Originally Posted by kdt26417
It seems to me that sex is the great big elephant in the room that neither of you wants to mention out loud. Even if nothing can be done to fix it, I wonder if talking about it wouldn't be healthier because then at least you could express your feelings to each other about it. The unspoken has a way of growing and growing until it explodes.
Honesty is a great policy, but sadly, reality doesn't always reward it. People who are chronically ill can, at times, have difficulty dealing with yet another burden. Being reminded that their partner has sexual needs which are going unmet can make the ill partner feel pressured, guilty, sad, and even more hopeless. They don't choose to be ill, they don't wan't to be ill, but it is out of their control. A reminder that their partner's sexual choices are also out of their control can be overwhelming. They can become depressed, or angry, or overly apologetic; all natural responses but ones which put an equally unfair burden on the healthy person.

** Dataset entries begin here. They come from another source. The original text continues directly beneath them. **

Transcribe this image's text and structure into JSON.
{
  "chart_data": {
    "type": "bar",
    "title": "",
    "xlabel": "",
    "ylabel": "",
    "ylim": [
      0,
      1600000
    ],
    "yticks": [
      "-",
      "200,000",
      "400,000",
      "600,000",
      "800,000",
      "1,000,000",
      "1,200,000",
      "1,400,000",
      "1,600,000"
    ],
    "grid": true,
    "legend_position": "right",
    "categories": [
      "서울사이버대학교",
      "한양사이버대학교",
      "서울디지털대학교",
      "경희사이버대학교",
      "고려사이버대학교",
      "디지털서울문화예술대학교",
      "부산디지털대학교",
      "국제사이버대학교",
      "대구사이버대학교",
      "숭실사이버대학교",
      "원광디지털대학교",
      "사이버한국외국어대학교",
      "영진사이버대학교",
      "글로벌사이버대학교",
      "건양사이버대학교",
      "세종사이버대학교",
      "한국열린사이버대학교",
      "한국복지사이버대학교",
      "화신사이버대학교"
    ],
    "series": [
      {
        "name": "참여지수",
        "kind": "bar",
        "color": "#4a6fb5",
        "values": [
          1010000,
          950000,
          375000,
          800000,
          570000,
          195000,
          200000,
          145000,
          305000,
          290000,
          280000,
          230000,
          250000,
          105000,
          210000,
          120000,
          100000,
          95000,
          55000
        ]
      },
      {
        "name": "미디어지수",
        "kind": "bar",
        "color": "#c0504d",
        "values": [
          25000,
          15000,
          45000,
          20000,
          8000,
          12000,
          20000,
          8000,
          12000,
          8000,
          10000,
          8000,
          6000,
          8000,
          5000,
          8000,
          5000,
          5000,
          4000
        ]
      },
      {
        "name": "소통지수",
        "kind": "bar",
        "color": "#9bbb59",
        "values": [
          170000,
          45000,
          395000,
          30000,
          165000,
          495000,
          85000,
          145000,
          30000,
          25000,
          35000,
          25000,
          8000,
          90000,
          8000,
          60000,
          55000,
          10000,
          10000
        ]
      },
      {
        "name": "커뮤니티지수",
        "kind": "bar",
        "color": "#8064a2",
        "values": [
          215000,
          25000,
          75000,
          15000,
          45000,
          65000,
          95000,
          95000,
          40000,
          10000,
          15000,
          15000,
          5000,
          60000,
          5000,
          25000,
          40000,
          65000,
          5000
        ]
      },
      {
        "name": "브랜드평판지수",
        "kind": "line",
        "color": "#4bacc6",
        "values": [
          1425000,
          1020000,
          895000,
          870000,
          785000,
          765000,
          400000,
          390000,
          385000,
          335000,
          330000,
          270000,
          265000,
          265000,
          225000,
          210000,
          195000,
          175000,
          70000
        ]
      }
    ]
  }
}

Being in an open relationship, which should in theory give freedom, can in reality be almost worthless if by taking action you unintentionally rub your partner's nose in the fact that you have a freedom they do not, and that they can't truly feel happiness about.
Or in other words, that elephant in the room can crush both people if things go badly, and words are said which can't be forgotten.
Just some more thoughts, from my own experiences.